Le fabricant de jeans « made in France » 1083 a été victime de ces multiples fluctuations depuis deux ans. « On a un peu plus que doublé notre facture d’énergie entre 2021 et 2022 car on avait un très bon contrat pour 2021 et qu’on l’a resigné au mauvais moment pour 2022 [à l’automne 2021, quand les prix remontaient en flêche], évoque le fondateur de la marque Thomas Heuriez. On a anticipé une baisse qui ne s’est pas produite et la facture a encore doublé quand on a de nouveau signé un an plus tard pour l’année 2023 avec un prix autour de 480 euros le mégawattheure. »

Si la phase de conception consomme peu d’énergie car la PME a recours à des machines à coudre, son usine de tissage est particulièrement énergivore, si bien que le poste énergétique représente aujourd’hui 20 à 30% des marges de l’entreprise. Conséquence de ces baisses et hausses à répétition, l’activité de 1083 a s’est trouvée particulièrement désorganisée.

Aujourd’hui, le patron de la PME se pose de nouveau la question du recours chômage partiel. Pour faire face à ces prix de l’électricité toujours plus élevés, il envisage plusieurs options : « On étudie à la loupe nos contrats car on s’est aperçu que travailler hors des pics de consommation, c’est-à-dire la nuit et en pleine journée, on pouvait avoir des prix plus attractifs. On se demande aussi si on ne va pas tous prendre des congés en juillet pour bénéficier de prix plus bas au mois d’août comme l’activité industrielle est fortement réduite à ce moment. »

Des hausses qui varient selon le secteur d’activité et la puissance souscrite

Alors qu’elle était d’environ 21% entre 2021 et 2022, la hausse des prix de vente aux clients professionnels devrait donc quadrupler entre 2022 et 2023. Basé sur les contrats passés pour l’année prochaine, ce chiffre est donc susceptible d’évoluer en cas de renégociation et ne prend pas en compte les effets des différentes mesures gouvernementales: l’amortisseur électricité, du plafonnement pour les TPE et du guichet d’aide au paiement des factures de gaz et d’électricité.

En revanche, les données mettent en avant des différences dans le degré d’exposition des clients professionnels à la hausse des prix de l’électricité.
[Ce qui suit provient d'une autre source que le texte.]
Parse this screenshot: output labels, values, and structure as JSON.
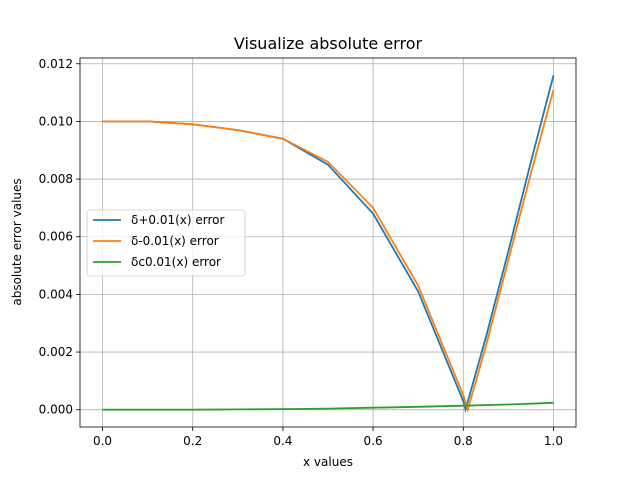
{
  "chart_data": {
    "type": "line",
    "title": "Visualize absolute error",
    "xlabel": "x values",
    "ylabel": "absolute error values",
    "xlim": [
      -0.05,
      1.05
    ],
    "ylim": [
      -0.0006,
      0.0122
    ],
    "grid": true,
    "legend_position": "center-left",
    "x_ticks": [
      0.0,
      0.2,
      0.4,
      0.6,
      0.8,
      1.0
    ],
    "x_tick_labels": [
      "0.0",
      "0.2",
      "0.4",
      "0.6",
      "0.8",
      "1.0"
    ],
    "y_ticks": [
      0.0,
      0.002,
      0.004,
      0.006,
      0.008,
      0.01,
      0.012
    ],
    "y_tick_labels": [
      "0.000",
      "0.002",
      "0.004",
      "0.006",
      "0.008",
      "0.010",
      "0.012"
    ],
    "series": [
      {
        "name": "δ+0.01(x) error",
        "color": "#1f77b4",
        "x": [
          0.0,
          0.1,
          0.2,
          0.3,
          0.4,
          0.5,
          0.6,
          0.7,
          0.75,
          0.8,
          0.805,
          0.85,
          0.9,
          0.95,
          1.0
        ],
        "y": [
          0.01,
          0.01,
          0.0099,
          0.0097,
          0.0094,
          0.0085,
          0.0068,
          0.0041,
          0.0022,
          0.0003,
          0.0,
          0.0025,
          0.0055,
          0.0086,
          0.0116
        ]
      },
      {
        "name": "δ-0.01(x) error",
        "color": "#ff7f0e",
        "x": [
          0.0,
          0.1,
          0.2,
          0.3,
          0.4,
          0.5,
          0.6,
          0.7,
          0.75,
          0.8,
          0.81,
          0.85,
          0.9,
          0.95,
          1.0
        ],
        "y": [
          0.01,
          0.01,
          0.0099,
          0.0097,
          0.0094,
          0.0086,
          0.007,
          0.0043,
          0.0024,
          0.0005,
          0.0,
          0.0022,
          0.0052,
          0.0082,
          0.0111
        ]
      },
      {
        "name": "δc0.01(x) error",
        "color": "#2ca02c",
        "x": [
          0.0,
          0.1,
          0.2,
          0.3,
          0.4,
          0.5,
          0.6,
          0.7,
          0.8,
          0.9,
          1.0
        ],
        "y": [
          0.0,
          0.0,
          0.0,
          1e-05,
          2e-05,
          4e-05,
          7e-05,
          0.0001,
          0.00014,
          0.00018,
          0.00024
        ]
      }
    ]
  }
}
Ainsi, l’augmentation serait plus marquée dans l’industrie et l’agriculture (+92% en 2023) que dans les secteurs marchands tertiaires (+77%) et non marchands (+66%), ce dernier correspondant notamment aux collectivités locales.

La taille des entreprises influe donc également: « La hausse serait de 80% pour les clients ayant contracté pour une puissance élevée de basse tension (segment C4, entre 36 et 250 kVA) et de 38% pour ceux ayant un contrat d’une plus faible puissance (C5, inférieur ou égal à 36 kVA). » Selon les projections de l’Insee, ce sont les prix du segment C4 qui deviendront les plus élevés en 2023, passant devant ceux du segment C5 qui relèvent pour partie du tarif réglementé.